The latter happened in America in the past few years. As business investment in short-lived computers and software took a rapidly growing share of total investment, depreciation charges sharply accelerated. A bigger chunk out of gross investment is simply replacing capital equipment that wears out, adding nothing to the capital stock and national income.
Another major source of the big difference between the two measures of investment derives from the so-called hedonic pricing, in which America's government statisticians value business investment in computers. In 2000, businesses spent altogether $93.3 billion on new computers, up from $90.4 billion in the prior year. Measuring in real terms, however, the statisticians come to a vastly higher figure of $246.4 billion, up from $207.4 billion in the year before.
By far the single biggest statistical boost to the U.S. economy's investment ratio occurred in 1999. With a stroke of the pen, the statisticians of the Commerce Department took business software spending out of the corporate expense accounts in their GDP statistics and instead capitalized them as investment spending. In one sweep, this drastically padded GDP growth, productivity growth and profit growth.
To give an idea of the impact of this change: In 1997, the prior year, recorded business spending on equipment was $620.5 billion.

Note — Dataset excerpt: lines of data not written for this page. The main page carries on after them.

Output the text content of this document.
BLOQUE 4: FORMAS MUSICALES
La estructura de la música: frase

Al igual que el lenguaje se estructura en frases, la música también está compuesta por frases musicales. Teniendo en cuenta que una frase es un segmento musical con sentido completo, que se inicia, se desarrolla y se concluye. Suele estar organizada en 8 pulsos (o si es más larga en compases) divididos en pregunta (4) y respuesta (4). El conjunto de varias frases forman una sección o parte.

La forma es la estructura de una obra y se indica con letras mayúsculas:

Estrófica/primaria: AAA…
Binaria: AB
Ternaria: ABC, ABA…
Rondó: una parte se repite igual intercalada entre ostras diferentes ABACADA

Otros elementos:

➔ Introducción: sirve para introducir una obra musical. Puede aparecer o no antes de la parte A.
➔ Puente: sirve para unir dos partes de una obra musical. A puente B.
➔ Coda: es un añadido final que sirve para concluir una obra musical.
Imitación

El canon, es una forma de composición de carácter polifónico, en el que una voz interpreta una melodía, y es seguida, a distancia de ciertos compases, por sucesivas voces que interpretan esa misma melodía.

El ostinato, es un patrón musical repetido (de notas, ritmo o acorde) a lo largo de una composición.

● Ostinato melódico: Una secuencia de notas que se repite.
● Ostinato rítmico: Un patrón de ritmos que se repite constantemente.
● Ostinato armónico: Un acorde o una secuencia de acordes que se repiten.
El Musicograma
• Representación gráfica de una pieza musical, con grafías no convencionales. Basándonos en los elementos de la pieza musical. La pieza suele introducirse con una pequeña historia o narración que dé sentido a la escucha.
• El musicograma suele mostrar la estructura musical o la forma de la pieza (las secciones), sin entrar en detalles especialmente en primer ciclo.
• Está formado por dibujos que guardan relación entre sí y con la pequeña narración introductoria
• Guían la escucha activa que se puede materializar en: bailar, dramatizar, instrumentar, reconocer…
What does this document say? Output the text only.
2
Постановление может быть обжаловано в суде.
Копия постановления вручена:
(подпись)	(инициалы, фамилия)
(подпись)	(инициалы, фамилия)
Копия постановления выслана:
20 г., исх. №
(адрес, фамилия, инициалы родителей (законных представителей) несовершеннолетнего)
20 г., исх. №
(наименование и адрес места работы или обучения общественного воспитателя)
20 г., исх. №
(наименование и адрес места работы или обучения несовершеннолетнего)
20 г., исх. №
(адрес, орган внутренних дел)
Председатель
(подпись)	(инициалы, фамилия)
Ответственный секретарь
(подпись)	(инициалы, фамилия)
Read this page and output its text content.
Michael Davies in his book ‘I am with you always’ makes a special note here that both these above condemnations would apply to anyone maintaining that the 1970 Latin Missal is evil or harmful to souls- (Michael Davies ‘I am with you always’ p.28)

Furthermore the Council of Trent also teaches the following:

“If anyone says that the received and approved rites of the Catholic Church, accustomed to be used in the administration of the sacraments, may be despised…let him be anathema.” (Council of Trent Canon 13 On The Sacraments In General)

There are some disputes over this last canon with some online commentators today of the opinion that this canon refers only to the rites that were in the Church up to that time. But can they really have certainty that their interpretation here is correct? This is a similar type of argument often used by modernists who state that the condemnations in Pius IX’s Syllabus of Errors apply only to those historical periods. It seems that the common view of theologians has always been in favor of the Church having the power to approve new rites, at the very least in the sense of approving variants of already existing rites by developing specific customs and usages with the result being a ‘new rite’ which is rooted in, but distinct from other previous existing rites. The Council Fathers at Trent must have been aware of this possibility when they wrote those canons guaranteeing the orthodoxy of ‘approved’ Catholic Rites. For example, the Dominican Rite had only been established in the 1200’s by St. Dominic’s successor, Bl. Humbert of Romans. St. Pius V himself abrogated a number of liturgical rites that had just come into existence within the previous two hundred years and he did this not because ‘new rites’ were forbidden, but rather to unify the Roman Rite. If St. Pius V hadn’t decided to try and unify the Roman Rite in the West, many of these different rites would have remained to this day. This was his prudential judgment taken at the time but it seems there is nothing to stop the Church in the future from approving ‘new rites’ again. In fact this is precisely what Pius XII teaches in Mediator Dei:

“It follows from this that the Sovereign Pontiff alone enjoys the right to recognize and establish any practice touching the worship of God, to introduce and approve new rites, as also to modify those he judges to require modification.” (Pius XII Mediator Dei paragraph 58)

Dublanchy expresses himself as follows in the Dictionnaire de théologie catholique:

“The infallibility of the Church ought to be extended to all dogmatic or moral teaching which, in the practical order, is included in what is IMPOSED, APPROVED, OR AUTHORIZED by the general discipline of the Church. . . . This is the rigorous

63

In the current statistics, it amounts for the same year to $764.2 billion. Lately, software has accounted for 45% of total business investment in high-tech equipment. "Hedonic" computer prices have, on the other hand, been drastically revised downward.
Frankly speaking, it is a statistical muddle. It amazes us how easily the large army of the world's financial and economic experts can be fooled. The miserable reality is that net investment and the capital stock have been sharply falling in relation to GDP since the early 1980s.
Worldwide, forecasters are virtually united in saying that the string of big losses in the stock markets is bound to stop after three years. It does not bother them that the very same forecast made a year ago went utterly wrong.
For sure, a mere lapse of time will not stop this downturn.